169.          Pour les motifs ci-dessus, advenant l’annulation des conclusions, la facilité accrue d’accès au silicium métal chinois à bas prix importé au Canada exercerait une pression sur le producteur national pour qu’il baisse ses prix, sans quoi les importations de marchandises en question remplaceront une part importante de ses ventes à ses deux clients nationaux. Par conséquent, l’annulation des conclusions entraînerait vraisemblablement, en soi, une réduction marquée des ventes nationales et/ou des prix de vente. Compte tenu de la chronologie des négociations et du passage des commandes, il n’est pas sûr que l’annulation des conclusions ait une incidence sur les prix et les volumes en 2019. Par contre, il y aurait bel et bien une incidence sur les prix et les volumes en 2020 et en 2021.

170.          L’expiration des conclusions aurait donc une incidence négative sur les ventes et/ou la valeur des ventes de la branche de production nationale, avec une réduction connexe de la production, de l’utilisation de la capacité et de la part de marché. L’emploi serait touché, et des mises à pied pourraient survenir. La rémunération serait protégée, au départ, par la convention collective en vigueur. Toutefois, au moment de son renouvellement, en 2021, l’annulation des conclusions nuirait à la possibilité d’augmentations et pourrait entraîner des demandes de concessions. Les investissements prévus dans les 12 à 24 prochains mois seraient remis en question.

171.          La diminution des prix et/ou du volume de ventes aurait des conséquences sur la rentabilité. À cet égard, M. Watson a présenté des calculs pour illustrer quels auraient été les résultats financiers de Québec Silicon en 2018 dans l’éventualité où le prix et la quantité des commandes sur le marché canadien auraient été nettement plus bas. Ces calculs montrent une baisse marquée de la rentabilité en 2018[161].

172.          Le Tribunal a soigneusement examiné le scénario présenté par M. Watson, de même que des scénarios fondés sur les meilleures estimations du Tribunal quant au volume (en fonction de la preuve au dossier) et au prix probables des ventes de Québec Silicon advenant l’annulation des conclusions.
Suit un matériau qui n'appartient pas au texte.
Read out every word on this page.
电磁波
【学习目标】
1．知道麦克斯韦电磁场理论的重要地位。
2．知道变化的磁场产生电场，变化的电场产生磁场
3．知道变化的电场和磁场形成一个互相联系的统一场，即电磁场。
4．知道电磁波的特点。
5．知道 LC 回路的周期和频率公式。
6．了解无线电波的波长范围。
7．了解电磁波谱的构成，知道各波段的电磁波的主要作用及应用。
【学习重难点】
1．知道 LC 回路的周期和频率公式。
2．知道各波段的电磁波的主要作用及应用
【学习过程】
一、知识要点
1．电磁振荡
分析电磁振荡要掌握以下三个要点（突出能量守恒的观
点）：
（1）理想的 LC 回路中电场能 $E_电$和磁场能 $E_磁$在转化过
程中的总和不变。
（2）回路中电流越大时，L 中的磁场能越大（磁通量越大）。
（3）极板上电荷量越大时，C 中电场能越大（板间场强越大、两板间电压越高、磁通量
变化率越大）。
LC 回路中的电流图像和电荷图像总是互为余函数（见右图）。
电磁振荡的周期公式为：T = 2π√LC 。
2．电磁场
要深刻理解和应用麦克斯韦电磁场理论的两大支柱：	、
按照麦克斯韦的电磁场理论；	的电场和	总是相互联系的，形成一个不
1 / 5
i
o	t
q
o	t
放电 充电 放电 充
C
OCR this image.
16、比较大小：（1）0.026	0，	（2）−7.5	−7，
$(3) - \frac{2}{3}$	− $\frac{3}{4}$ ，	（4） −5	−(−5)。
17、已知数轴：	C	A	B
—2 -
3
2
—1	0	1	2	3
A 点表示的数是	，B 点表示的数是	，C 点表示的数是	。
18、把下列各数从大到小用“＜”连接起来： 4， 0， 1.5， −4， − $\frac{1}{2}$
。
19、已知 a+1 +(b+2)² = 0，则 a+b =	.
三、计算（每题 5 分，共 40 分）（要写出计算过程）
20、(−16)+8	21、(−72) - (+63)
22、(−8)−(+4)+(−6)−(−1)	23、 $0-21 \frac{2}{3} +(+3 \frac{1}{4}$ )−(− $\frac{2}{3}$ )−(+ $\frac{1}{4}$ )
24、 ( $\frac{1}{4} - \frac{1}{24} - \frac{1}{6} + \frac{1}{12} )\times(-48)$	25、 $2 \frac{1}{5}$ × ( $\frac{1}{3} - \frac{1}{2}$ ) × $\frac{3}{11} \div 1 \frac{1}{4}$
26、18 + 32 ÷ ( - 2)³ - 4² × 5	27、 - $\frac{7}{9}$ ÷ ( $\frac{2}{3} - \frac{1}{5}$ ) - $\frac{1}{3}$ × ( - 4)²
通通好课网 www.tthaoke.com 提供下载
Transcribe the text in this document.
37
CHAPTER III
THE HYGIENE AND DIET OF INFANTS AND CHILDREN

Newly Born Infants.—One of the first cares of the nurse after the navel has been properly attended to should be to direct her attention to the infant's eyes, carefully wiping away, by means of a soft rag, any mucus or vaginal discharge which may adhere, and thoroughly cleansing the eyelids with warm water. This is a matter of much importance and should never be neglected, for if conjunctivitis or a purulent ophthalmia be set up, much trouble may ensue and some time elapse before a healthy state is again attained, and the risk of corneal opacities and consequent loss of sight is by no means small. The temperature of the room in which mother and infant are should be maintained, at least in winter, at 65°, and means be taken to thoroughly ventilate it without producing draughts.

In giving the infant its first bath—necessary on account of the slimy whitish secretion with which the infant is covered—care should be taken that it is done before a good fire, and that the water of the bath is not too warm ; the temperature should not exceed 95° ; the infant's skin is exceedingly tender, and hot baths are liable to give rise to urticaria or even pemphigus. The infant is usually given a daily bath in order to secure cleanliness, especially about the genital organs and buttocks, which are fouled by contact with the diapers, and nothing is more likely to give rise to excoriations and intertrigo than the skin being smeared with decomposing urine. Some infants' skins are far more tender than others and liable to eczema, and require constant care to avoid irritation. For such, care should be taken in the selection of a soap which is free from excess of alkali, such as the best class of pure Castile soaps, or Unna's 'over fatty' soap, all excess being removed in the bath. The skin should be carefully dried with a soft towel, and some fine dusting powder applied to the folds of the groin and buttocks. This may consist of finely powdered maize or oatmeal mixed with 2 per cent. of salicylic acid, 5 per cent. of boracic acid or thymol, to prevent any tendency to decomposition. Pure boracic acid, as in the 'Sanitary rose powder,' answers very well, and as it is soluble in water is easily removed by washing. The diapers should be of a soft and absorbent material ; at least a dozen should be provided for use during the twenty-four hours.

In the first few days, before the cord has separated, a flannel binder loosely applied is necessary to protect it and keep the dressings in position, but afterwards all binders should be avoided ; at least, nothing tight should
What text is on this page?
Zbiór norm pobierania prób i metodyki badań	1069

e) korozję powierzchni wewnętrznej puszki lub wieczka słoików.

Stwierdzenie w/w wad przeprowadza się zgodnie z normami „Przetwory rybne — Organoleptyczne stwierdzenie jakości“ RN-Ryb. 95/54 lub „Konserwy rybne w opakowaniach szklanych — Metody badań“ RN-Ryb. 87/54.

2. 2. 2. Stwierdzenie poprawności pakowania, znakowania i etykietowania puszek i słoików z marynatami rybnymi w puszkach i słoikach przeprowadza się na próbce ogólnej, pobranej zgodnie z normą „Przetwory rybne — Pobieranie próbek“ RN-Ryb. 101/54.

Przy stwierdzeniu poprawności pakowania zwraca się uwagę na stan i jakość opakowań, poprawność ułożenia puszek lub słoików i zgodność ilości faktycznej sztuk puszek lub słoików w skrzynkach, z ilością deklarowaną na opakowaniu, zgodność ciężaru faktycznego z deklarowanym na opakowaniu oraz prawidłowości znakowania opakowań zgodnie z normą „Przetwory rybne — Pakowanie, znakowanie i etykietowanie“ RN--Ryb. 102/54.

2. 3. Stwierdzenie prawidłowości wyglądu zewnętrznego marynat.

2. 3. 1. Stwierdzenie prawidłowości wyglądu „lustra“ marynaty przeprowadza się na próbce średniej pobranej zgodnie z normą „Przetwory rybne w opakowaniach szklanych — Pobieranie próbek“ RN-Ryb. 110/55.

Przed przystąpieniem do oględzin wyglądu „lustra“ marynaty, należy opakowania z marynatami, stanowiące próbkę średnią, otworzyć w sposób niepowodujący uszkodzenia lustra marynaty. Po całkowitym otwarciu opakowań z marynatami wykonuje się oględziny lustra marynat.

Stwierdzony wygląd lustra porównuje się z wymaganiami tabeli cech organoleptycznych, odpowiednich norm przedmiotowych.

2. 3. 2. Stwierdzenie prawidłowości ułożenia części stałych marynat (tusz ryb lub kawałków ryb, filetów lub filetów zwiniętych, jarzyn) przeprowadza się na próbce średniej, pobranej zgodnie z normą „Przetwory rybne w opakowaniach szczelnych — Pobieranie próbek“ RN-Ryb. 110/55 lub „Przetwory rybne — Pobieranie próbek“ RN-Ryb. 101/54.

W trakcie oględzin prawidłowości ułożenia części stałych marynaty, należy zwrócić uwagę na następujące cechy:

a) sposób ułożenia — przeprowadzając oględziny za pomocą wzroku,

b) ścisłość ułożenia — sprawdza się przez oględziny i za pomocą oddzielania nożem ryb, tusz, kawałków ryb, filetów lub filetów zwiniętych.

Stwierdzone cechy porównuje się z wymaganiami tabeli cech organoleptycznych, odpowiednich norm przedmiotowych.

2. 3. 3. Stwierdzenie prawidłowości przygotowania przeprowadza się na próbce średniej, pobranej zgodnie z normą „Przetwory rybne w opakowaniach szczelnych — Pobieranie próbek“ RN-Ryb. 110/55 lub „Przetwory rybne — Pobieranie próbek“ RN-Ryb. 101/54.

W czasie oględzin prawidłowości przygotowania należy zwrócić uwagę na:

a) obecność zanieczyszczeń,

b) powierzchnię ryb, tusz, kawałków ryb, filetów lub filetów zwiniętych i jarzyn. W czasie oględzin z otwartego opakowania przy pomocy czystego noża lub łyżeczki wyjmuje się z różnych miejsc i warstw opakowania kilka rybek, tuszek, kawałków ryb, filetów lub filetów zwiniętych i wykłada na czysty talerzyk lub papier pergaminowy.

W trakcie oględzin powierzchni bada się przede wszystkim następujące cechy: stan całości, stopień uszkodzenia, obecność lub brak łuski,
Dans tous les scénarios examinés, la rentabilité de Québec Silicon (marge brute et revenus nets avant impôt) subit un dommage sensible par rapport à ses résultats avérés pour 2018, de même que par rapport aux résultats projetés de Québec Silicon advenant la prorogation des conclusions. De fait, le dommage est sensible non seulement sur le plan des ventes nationales, mais aussi en ce qui a trait à l’ensemble des ventes (ventes nationales et ventes à l’exportation). Par conséquent, le Tribunal est d’avis que l’annulation des conclusions causerait une baisse marquée de la rentabilité de Québec Silicon, tant en ce qui concerne ses ventes nationales de production nationale que l’ensemble de ses activités[162].

173.          En somme, le Tribunal a examiné l’incidence qu’aurait l’annulation des conclusions sur l’ensemble des activités de Québec Silicon. Il en arrive à la conclusion que le dommage causé par les importations en question serait sensible, tant en ce qui a trait aux ventes nationales de la branche de production nationale qu’aux activités de la branche de production nationale dans leur ensemble. Comme susmentionné, il n’y a aucun autre facteur qui cause un dommage sensible à la branche de production nationale ou menace de causer un dommage sensible à la branche de production nationale dans les 12 à 24 prochains mois.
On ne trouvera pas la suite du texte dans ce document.